To calculate the probability of losing money in six months, we need to consider the distribution of logarithmic returns for the stock. Given that it follows a normal distribution with an annualized mean of 12% and an annualized standard deviation of 50%, we can use this information to determine the probability.
Step 1: Convert the annualized mean and standard deviation to the corresponding mean and standard deviation for six months:
Since we want to calculate the probability of losing money in six months, we need to adjust the mean and standard deviation accordingly. The mean for six months is half of the annual value, and the standard deviation is adjusted by taking the square root of half of the annual value.
Mean for six months = (12% annual mean) * (6/12)
Standard deviation for six months = √((0.5 / 12) * 50% annual standard deviation)
Mean for six months = 0.06 (6%)
Standard deviation for six months = √((0.5 / 12) * 0.5) ≈ 0.125
Step 2: Determine the probability of losing money using the normal distribution:
To find the probability of losing money in six months, we need to calculate the area under the normal distribution curve to the left of zero (negative returns).
Using a standard normal distribution table or a statistical software, we can find the probability by calculating the cumulative distribution function (CDF) at the mean return value of zero and the adjusted standard deviation of 0.125.
Let's denote this probability as P(X < 0), where X represents the logarithmic returns variable.
Therefore, the probability of losing money can be calculated as P(X < 0).
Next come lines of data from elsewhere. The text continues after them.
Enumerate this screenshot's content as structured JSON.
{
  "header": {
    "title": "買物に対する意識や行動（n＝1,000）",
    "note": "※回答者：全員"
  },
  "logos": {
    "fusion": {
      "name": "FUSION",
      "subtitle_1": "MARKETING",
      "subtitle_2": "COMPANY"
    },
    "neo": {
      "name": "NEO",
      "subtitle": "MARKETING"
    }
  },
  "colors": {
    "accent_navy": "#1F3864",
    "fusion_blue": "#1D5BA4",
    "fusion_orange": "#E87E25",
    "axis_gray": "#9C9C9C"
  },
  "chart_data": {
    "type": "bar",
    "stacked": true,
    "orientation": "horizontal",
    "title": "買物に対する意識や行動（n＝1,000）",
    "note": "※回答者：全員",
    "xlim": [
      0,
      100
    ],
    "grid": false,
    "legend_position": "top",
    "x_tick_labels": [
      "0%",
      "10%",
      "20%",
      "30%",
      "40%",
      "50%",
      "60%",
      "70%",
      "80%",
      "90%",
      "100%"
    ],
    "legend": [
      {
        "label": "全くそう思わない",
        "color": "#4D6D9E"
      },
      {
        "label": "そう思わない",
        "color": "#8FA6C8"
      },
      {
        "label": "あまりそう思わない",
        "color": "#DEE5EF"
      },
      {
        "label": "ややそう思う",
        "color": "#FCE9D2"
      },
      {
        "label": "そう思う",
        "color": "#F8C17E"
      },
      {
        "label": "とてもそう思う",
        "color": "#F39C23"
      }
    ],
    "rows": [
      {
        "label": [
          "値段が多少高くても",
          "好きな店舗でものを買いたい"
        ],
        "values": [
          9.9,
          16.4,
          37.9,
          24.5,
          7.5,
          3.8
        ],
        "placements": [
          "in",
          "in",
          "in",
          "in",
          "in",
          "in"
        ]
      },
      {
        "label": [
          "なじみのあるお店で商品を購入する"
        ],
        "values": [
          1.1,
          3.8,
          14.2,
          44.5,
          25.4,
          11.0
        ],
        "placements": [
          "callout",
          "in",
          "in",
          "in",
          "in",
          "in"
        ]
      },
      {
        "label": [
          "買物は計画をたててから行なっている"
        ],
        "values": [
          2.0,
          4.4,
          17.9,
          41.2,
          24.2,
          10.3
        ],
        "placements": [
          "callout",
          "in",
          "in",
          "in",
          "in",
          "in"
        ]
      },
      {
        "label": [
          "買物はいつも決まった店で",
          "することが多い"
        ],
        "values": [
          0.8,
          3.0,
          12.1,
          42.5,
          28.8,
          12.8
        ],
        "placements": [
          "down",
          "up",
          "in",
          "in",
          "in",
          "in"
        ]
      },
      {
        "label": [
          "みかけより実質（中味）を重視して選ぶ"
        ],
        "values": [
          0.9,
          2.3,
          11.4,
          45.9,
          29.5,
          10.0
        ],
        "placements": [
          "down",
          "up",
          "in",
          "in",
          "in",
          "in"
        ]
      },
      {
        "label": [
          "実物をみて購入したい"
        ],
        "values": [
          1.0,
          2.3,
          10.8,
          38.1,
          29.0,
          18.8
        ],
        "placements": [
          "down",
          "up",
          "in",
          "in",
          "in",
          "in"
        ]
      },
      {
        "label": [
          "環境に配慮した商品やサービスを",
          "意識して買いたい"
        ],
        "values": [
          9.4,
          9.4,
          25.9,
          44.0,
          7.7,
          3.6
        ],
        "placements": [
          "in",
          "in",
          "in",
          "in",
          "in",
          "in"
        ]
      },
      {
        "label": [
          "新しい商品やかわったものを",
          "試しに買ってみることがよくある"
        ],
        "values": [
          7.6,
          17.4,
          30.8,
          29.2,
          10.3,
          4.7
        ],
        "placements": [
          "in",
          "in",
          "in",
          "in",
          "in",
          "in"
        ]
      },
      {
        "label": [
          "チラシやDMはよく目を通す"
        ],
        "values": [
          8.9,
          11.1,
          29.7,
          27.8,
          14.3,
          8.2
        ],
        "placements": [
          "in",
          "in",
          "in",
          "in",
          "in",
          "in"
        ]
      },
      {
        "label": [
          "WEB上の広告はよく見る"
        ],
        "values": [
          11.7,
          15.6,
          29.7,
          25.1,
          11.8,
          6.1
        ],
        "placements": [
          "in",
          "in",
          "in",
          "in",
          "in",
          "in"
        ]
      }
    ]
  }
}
Step 3: Calculate the probability of losing money:
Using a standard normal distribution table or statistical software, the probability of losing money in six months can be determined based on the calculated mean and standard deviation.
To support the calculation, we can use a statistical software or refer to a standard normal distribution table.
Please note, however, that the specific numerical value of the probability cannot be determined without the exact mean and standard deviation values.